Algérie

Un intérim de fait et un pouvoir chancelant pour Bensalah



Le fait accompli. A compter de ce mercredi, la présidence de la République se retrouve avec un singulier locataire qui ne doit le prolongement de son statut de plus haut personnage de l'Etat qu'à la lecture «dans l'esprit» de la loi fondamentale faite par le Conseil constitutionnel.Une tournure qui vient ainsi remplir le vide dans la loi fondamentale du pays qu'a décidé de remplir à sa manière le Conseil constitutionnel, mais sans arriver à venir à bout du doute, pour le moins que l'on puisse dire, quant à la légalité de cette interprétation des textes de la Constitution. Interprétation que ne font d'ailleurs pas des constitutionnalistes avérés, ni les acteurs de la tourmentée scène politique et encore moins le commun des Algériens, tous pas du tout enclins à voir la reconduction du président de l'Etat par intérim qui avait pris le relais, le 9 avril dernier, dans le climat qu'il n'est même pas utile de rappeler, du Président «démissionné», Abdelaziz Bouteflika.

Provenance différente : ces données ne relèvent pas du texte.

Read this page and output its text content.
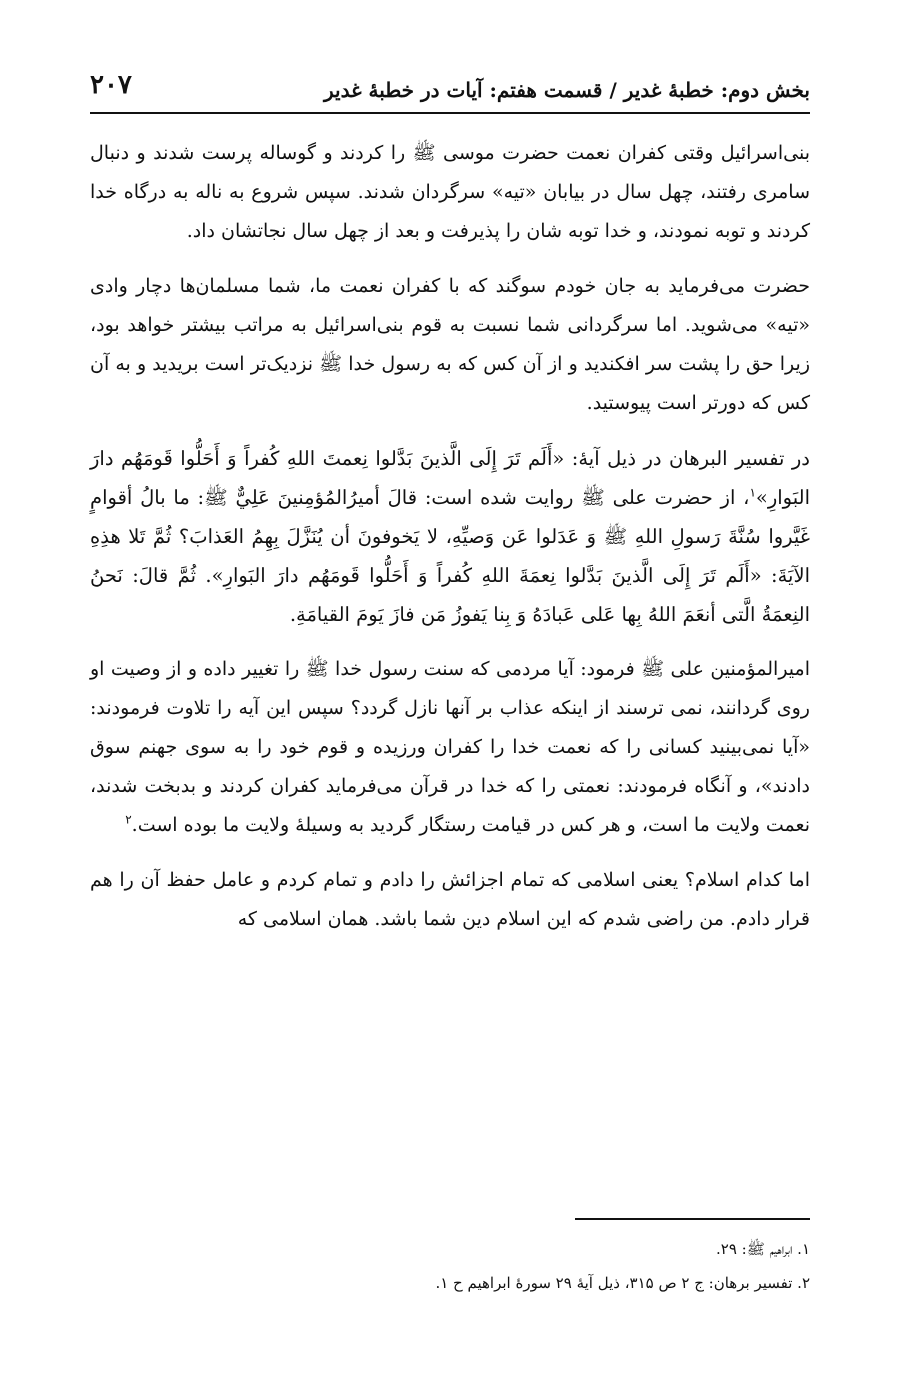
بخش دوم: خطبهٔ غدیر / قسمت هفتم: آیات در خطبهٔ غدیر
۲۰۷

بنی‌اسرائیل وقتی کفران نعمت حضرت موسی ﷺ را کردند و گوساله پرست شدند و دنبال سامری رفتند، چهل سال در بیابان «تیه» سرگردان شدند. سپس شروع به ناله به درگاه خدا کردند و توبه نمودند، و خدا توبه شان را پذیرفت و بعد از چهل سال نجاتشان داد.

حضرت می‌فرماید به جان خودم سوگند که با کفران نعمت ما، شما مسلمان‌ها دچار وادی «تیه» می‌شوید. اما سرگردانی شما نسبت به قوم بنی‌اسرائیل به مراتب بیشتر خواهد بود، زیرا حق را پشت سر افکندید و از آن کس که به رسول خدا ﷺ نزدیک‌تر است بریدید و به آن کس که دورتر است پیوستید.

در تفسیر البرهان در ذیل آیهٔ: «أَلَم تَرَ إِلَى الَّذينَ بَدَّلوا نِعمتَ اللهِ كُفراً وَ أَحَلُّوا قَومَهُم دارَ البَوارِ»$^۱$، از حضرت علی ﷺ روایت شده است: قالَ أميرُالمُؤمِنينَ عَلِيٌّ ﷺ: ما بالُ أقوامٍ غَيَّروا سُنَّةَ رَسولِ اللهِ ﷺ وَ عَدَلوا عَن وَصيِّهِ، لا يَخوفونَ أن يُنَزَّلَ بِهِمُ العَذابَ؟ ثُمَّ تَلا هذِهِ الآيَةَ: «أَلَم تَرَ إِلَى الَّذينَ بَدَّلوا نِعمَةَ اللهِ كُفراً وَ أَحَلُّوا قَومَهُم دارَ البَوارِ». ثُمَّ قالَ: نَحنُ النِعمَةُ الَّتى أنعَمَ اللهُ بِها عَلى عَبادَهُ وَ بِنا يَفوزُ مَن فازَ يَومَ القيامَةِ.

امیرالمؤمنین علی ﷺ فرمود: آیا مردمی که سنت رسول خدا ﷺ را تغییر داده و از وصیت او روی گردانند، نمی ترسند از اینکه عذاب بر آنها نازل گردد؟ سپس این آیه را تلاوت فرمودند: «آیا نمی‌بینید کسانی را که نعمت خدا را کفران ورزیده و قوم خود را به سوی جهنم سوق دادند»، و آنگاه فرمودند: نعمتی را که خدا در قرآن می‌فرماید کفران کردند و بدبخت شدند، نعمت ولایت ما است، و هر کس در قیامت رستگار گردید به وسیلهٔ ولایت ما بوده است.$^۲$

اما کدام اسلام؟ یعنی اسلامی که تمام اجزائش را دادم و تمام کردم و عامل حفظ آن را هم قرار دادم. من راضی شدم که این اسلام دین شما باشد. همان اسلامی که

۱. ابراهیم ﷺ: ۲۹.

۲. تفسیر برهان: ج ۲ ص ۳۱۵، ذیل آیهٔ ۲۹ سورهٔ ابراهیم ح ۱.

C'est une issue qui vient couronner une succession de faits qui, quoi qu'en disent les parrains de la démarche, montre encore au grand jour combien la Constitution du pays est «fragile», en partie parce que le pouvoir qui l'avait fait adopter ne s'étant jamais mis dans la tête que le peuple sortirait un jour de façon aussi décidée et surtout avec toute la conviction requise qu'il était venu le temps de remettre en cause l'ordre établi et, par ricochet, étaler ainsi les failles de la première loi du pays.
Sans trop se soucier de ce qu'elle allait susciter comme réaction, le Conseil constitutionnel a donc donné sa bénédiction pour que Bensalah passe outre la mission d'organiser une élection présidentielle dans les quatre-vingt-dix jours de son mandat d'intérimaire ? projet dont on sait tous ce qu'il est advenu ? et ainsi prolonger un intérim avec comme mission : «convoquer de nouveau le corps électoral et parachever le processus électoral jusqu'à l'élection du président de la République et la prestation du serment constitutionnel», écrivait le Conseil constitutionnel après l'annulation de la présidentielle prévue le 4 juillet. La motivation du Conseil constitutionnel pour justifier la reconduction de Bensalah, comme l'expliquait la spécialiste en droit constitutionnel Fatiha Benabbou il y a quelques semaines, est destinée vraisemblablement à éviter «la vacance de l'Etat» et faire en sorte, donc, d'assurer la «continuité de l'Etat». Ceci, en mettant en avant que dans le droit constitutionnel, on prend en compte ce que l'on appelle «un pouvoir de fait, appliqué dans des cas exceptionnels, comme cela s'est passé en 1992».
Une argumentation dont n'ont pas cure les millions d'Algériens qui continuent à battre le pavé chaque vendredi, autant que d'autres spécialistes de droit constitutionnel qui jugent, sans le moindre état d'âme, que Bensalah ne peut, à compter de ce mercredi 9 juillet, se considérer chef de l'Etat, lui qui est décrié si haut et si fort depuis bien avant son intronisation après que le chef d'état-major de l'armée préconisait l'application de l'article 102 contre le Président Abdelaziz Bouteflika.
Coup de force pour les uns, solution pour assurer la continuité au plus haut sommet de l'Etat, pour les autres. Deux avis qui s'entrechoquent et qui risquent d'alimenter encore plus la grande confusion qui règne dans la maison Algérie, suspendue entre ce que réclame la rue tous les vendredis et les réponses sous couvert de l'attachement à la Constitution de la part du chef d'état-major de l'ANP. Mais, en tous les cas, personne ne peut nier la fragilité dans laquelle se retrouve le pouvoir chancelant et qui ne tient que par la grâce de l'autorité de l'armée qui ne cache plus son rôle d'acteur politique, pour ne pas dire du rôle de celui qui décide de tout.